Segerombolan siswa berpakaian seragam SMA mulai menghambur keluar dari gedung sekolah berjalan ke area parkir. Beberapa mobil jemputan mulai menepi menunggu tuannya naik. Sudah tentu itu anak-anak yang dibesarkan dengan blue print yang sudah jelas.

Pengasuh yang kini sedang membukakan pintu mobil itu bukan sekedar menyuapinya makan atau sesederhana membawakan makan siangnya. Lebih tepat itu sekretaris pribadi anak itu. Pengasuh next level yang akan memastikan hidup anak itu sesuai kemauan orang tuanya.

Another one, tipe-tipe anak baik nan beruntung dengan privilege orang tua atau kasta, mereka ke sekolah dengan mobil pribadi tanpa peduli soal izin mengemudi itu sendiri. Di negara ini, itu sudah biasa.

Anak lain yang mungkin kurang beruntung berjalan sedikit lebih jauh menuju halte dimana angkutan dan bus umum siap menunggu. Kelas menengah. Tentu saja, hanya beberapa siswa yang di halte menunggu angkutan umum dibandingkan  yang mengendarai sedan mewah berbagai merek yang mulai beranjak perlahan keluar dari lingkungan sekolah tadi.

Segelintir kelas menengah yang beruntung itu memang kelas paling bawah disini. Mata jeli Erena mengamati setiap interaksi yang tertangkap matanya sembari tersenyum dan otak pintarnya mulai menganalisis.
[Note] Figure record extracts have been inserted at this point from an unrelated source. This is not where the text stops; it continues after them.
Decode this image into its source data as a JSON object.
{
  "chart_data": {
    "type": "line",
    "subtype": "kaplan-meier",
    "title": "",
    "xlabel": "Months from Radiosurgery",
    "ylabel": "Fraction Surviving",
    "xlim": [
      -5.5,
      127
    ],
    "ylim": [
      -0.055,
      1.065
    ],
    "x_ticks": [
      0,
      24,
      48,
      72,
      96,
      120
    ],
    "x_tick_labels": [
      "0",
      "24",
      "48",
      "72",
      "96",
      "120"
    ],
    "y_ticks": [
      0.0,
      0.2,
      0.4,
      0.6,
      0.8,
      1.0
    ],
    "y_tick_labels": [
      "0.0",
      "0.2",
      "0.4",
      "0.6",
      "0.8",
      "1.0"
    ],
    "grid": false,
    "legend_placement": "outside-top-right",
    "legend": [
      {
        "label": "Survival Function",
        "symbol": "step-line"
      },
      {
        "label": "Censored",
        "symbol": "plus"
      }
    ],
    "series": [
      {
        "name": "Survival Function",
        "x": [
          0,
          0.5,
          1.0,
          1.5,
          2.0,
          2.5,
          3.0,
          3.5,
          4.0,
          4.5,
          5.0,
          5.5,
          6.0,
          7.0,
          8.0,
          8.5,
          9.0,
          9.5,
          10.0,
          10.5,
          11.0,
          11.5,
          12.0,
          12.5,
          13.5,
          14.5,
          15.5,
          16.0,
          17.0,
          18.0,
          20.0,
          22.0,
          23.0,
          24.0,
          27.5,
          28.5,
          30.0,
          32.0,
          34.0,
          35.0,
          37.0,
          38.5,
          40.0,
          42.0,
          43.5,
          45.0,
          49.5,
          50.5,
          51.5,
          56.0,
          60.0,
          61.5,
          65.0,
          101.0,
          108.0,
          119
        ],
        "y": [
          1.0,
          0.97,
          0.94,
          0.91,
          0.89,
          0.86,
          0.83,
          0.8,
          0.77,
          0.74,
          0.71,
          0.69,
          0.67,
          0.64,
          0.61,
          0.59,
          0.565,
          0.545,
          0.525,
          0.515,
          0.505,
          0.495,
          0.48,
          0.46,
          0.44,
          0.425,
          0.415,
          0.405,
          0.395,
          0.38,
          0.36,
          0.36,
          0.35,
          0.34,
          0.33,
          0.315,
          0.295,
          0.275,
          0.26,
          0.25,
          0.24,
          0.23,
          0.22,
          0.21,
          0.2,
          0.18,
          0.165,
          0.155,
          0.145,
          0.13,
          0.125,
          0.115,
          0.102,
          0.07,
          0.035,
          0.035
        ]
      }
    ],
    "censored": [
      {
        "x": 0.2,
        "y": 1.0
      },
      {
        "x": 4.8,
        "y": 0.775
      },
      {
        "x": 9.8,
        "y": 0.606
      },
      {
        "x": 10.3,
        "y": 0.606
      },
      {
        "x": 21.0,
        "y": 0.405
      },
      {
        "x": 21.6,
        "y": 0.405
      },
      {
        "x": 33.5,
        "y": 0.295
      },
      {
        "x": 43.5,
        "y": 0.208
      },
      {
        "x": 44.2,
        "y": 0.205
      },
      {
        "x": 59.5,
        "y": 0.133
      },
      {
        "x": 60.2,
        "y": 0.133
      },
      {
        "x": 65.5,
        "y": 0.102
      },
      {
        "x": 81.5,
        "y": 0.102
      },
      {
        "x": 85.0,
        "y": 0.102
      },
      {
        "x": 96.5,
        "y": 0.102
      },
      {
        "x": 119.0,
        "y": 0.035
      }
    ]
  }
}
Sejak awal, manusia memang hidup dalam kelas yang berbeda dan jurang pemisah antar kelas seolah dapat dikatakan mustahil ditembus meskipun paham seperti liberalisme dan kapitalisme sudah menyebar.
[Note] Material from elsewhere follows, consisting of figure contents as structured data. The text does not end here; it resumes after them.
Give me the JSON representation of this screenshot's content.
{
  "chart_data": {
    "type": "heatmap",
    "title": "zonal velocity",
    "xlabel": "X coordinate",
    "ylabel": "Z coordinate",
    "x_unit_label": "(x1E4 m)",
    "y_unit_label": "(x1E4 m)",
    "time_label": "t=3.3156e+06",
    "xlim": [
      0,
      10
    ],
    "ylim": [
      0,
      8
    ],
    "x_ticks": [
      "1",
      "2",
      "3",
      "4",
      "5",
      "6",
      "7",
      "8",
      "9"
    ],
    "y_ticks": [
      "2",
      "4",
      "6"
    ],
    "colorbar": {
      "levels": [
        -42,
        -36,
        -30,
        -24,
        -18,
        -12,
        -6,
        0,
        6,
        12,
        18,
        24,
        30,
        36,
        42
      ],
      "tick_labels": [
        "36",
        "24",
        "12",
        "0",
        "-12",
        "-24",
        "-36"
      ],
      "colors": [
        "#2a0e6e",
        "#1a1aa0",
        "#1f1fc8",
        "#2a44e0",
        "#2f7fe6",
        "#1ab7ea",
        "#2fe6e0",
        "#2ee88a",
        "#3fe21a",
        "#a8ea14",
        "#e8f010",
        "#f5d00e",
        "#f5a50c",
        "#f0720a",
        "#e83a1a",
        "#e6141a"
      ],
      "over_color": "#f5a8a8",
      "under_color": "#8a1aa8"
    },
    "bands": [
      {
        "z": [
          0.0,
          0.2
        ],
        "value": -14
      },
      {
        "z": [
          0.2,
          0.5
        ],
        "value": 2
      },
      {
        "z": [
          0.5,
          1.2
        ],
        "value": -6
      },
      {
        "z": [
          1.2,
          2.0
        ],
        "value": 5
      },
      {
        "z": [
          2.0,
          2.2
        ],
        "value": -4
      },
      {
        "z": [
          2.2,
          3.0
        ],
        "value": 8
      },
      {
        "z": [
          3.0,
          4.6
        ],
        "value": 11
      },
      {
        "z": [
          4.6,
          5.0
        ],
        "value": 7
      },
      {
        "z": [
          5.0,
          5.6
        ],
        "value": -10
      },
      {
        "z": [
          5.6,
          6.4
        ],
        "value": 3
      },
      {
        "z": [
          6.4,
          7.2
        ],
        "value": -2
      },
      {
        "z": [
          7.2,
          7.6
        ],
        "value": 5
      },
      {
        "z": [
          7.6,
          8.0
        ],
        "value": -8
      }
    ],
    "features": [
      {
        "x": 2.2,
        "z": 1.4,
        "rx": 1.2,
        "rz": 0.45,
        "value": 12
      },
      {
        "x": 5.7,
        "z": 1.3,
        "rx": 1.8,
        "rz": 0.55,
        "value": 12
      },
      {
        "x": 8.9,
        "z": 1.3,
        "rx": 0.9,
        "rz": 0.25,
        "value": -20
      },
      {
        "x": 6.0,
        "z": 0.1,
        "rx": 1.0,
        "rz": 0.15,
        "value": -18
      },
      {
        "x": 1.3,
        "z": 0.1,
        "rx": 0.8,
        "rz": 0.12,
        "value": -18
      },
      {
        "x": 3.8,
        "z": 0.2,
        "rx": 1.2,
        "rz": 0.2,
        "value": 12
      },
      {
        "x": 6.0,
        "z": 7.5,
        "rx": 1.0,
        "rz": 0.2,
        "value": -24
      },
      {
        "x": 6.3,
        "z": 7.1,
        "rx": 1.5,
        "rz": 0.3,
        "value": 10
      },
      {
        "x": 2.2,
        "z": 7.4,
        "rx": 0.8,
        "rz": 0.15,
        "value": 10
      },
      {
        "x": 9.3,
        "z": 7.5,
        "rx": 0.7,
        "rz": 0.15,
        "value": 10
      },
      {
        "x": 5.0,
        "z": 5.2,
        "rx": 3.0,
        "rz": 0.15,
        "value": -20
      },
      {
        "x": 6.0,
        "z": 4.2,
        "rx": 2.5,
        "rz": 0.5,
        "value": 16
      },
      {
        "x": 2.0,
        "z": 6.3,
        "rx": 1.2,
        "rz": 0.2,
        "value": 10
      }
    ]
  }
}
Erena mengetuk-ngetukkan jarinya pada setir mobil saat gerumunan yang menghibur matanya mulai surut. Ia mulai bosan saat beberapa kali memutar leher melihat seseorang yang ia tunggu dari sejam yang lalu belum keluar dari gedung sekolah.

"Tuh anak dimana sih?", gerutu Eren sembari mengecek handphonenya.

Ia menekan tombol panggil sekali lagi dan hanya nada operator yang terdengar. Ia mulai terlihat sebal.

Nomor yang anda tuju sedang tidak aktif...

Tok tok

Suara jendela mobil yang diketuk membuat Erena yang menggerutu sendiri mengalihkan pandangan keluar. Gadis yang sejak tadi ia tunggu tersenyum lebar tanpa rasa bersalah dan meminta Erena menurunkan kaca mobil dengan gerakan tangan.

"Open the door!"

---

"Lo lama banget!", protes Erena sebal saat Clara duduk di kursi penumpang.

Gadis itu melemparkan ranselnya sembarangan ke jok belakang dan memasang seatbelt tanpa melirik Erena.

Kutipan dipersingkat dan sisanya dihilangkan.